Joana Amaral Dias tem razão numa coisa: a Europa já é o continente com menos cristãos. São muitos os fatores que explicam esta evolução e um dos principais é a invernia demográfica da Europa. O cristianismo está a crescer na Ásia, na América Latina e na África, precisamente as zonas mais populosas do planeta. Mas a força de uma religião não está no número dos seus sequazes, mas na qualidade da sua presença no mundo. Grande parte dos europeus ainda têm uma grande identificação com o património moral e espiritual da fé cristã. E quanto aos valores que os europeus privilegiam, convém não esquecer o grande contributo do cristianismo na sua formulação e na sua vivência. Alguns têm inspiração bíblica e outros têm a sua génese na reflexão cristã. A Europa tem uma clara matriz cristã. Nenhuma instituição, partido ou ideologia, e até mesmo intelectual liberal, deveriam desprezar ou olvidar esta verdade fundamental, como já aconteceu. Quem nega ou arranca as suas raízes fica perdido e sem norte, fica sem identidade, e cai nas mãos do vento, que não deixará de nos arrastar para onde bem lhe interessa. O futuro da Europa passa pelo reencontro e pelo despertar das suas raízes cristãs, passa por dar a Deus e à sua revelação o papel principal na sua configuração humana, social, cultural, jurídica e espiritual. Com isto eu não quero dizer que as pessoas têm de ser cristãs à força, quero dizer que devemos muito ao cristianismo e que não nos podemos compreender e projetar para o futuro, enquanto europeus, sem ele. Deu um cariz próprio à Europa, deu forma à Europa.

 

Interessante é o conceito redutor que Joana Amaral Dias tem da pessoa humana, apenas feita de necessidades materiais.

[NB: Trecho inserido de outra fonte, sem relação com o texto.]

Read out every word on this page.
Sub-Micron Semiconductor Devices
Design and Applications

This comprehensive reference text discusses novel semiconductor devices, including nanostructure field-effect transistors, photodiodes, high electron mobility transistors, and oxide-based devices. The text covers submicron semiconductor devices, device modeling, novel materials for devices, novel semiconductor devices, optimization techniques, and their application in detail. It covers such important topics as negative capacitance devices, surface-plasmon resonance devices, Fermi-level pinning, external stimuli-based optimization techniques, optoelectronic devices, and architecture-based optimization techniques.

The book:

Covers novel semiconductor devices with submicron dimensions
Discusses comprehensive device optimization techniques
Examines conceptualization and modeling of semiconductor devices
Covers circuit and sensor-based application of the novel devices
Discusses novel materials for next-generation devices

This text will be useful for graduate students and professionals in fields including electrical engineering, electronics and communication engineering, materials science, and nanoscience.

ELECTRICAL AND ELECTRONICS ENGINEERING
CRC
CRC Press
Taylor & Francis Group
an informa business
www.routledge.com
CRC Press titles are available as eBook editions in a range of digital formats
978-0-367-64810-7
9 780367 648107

O homem precisa de arroz e dinheiro. Que visão tão pobre da humanidade! O homem precisa de arroz ou pão e dinheiro, mas precisa de muito mais. É este o problema do pensamento tacanho de uma certa esquerda: interpreta a vida de forma materialista e vira as costas à verdade total e mais profunda da vida e do ser humano. Lá no fundo, não passa de comunismo refinado, que entende que a existência humana tem «por missão única a produção de riqueza por meio do trabalho coletivo, e único fim o gozo dos bens da terra num paraíso ameníssimo de delícias onde cada qual «produziria conforme as suas forças e receberia conforme as suas necessidades», como diz a Encíclica do Papa Pio XI, «Divinis Redemptoris», necessidades materiais, acrescento eu, porque o comunismo só aceitava a matéria. Esta visão da vida foi encarada pela Igreja como «um sistema cheio de erros e sofismas, igualmente oposto à revelação divina e à razão humana; sistema que, por destruir os fundamentos da sociedade, subverte a ordem social, que não reconhece a verdadeira origem, natureza e fim do Estado; que rejeita enfim e nega os direitos, a dignidade e a liberdade da pessoa humana». Ser homem não seria mais do quer ser uma máquina de trabalho, para atingir e se refastelar no bem-estar material. O homem tem a sua dimensão material, mas também tem consciência, tem inteligência, tem vida interior e espiritual, tem coração, tem vontade de sonhar e  de fantasiar, tem uma sede de plenitude, de infinito, de eternidade, de verdade, que nenhum bem efémero do mundo consegue satisfazer.

 

Um argumento para se marginalizar a fé ou a religião, que agora está muito na moda e que ali também foi retocado, é que as religiões são fonte de cegueira, de fundamentalismo, de divisão, de guerras e de violência. O mundo seria bem melhor e haveria mais paz sem as religiões. É verdade que as religiões, infelizmente, porque são mal interpretadas e porque são instrumentalizadas para vários fins, têm agudizado alguns conflitos e contendas em algumas partes do mundo. Mas as religiões não têm culpa. Nenhuma consegue controlar todos os seus seguidores. Todas, e falo sobretudo do cristianismo, têm uma mensagem de paz e de humanização e procuram promover a tolerância e o diálogo entre todos os homens. Não são violentas e não são geradoras de fanatismo. Têm é fanáticos, que se servem delas para satisfazer outros interesses. Mas ainda assim, como muito bem lembrou João Pereira Coutinho, os ateus de esquerda e de direita do século XX mataram mais pessoas do que todas as religiões juntas. As religiões não são o problema, mas o homem, corrompido com o pecado e com as suas convicções tenebrosas e diabólicas, que existe fora e dentro delas.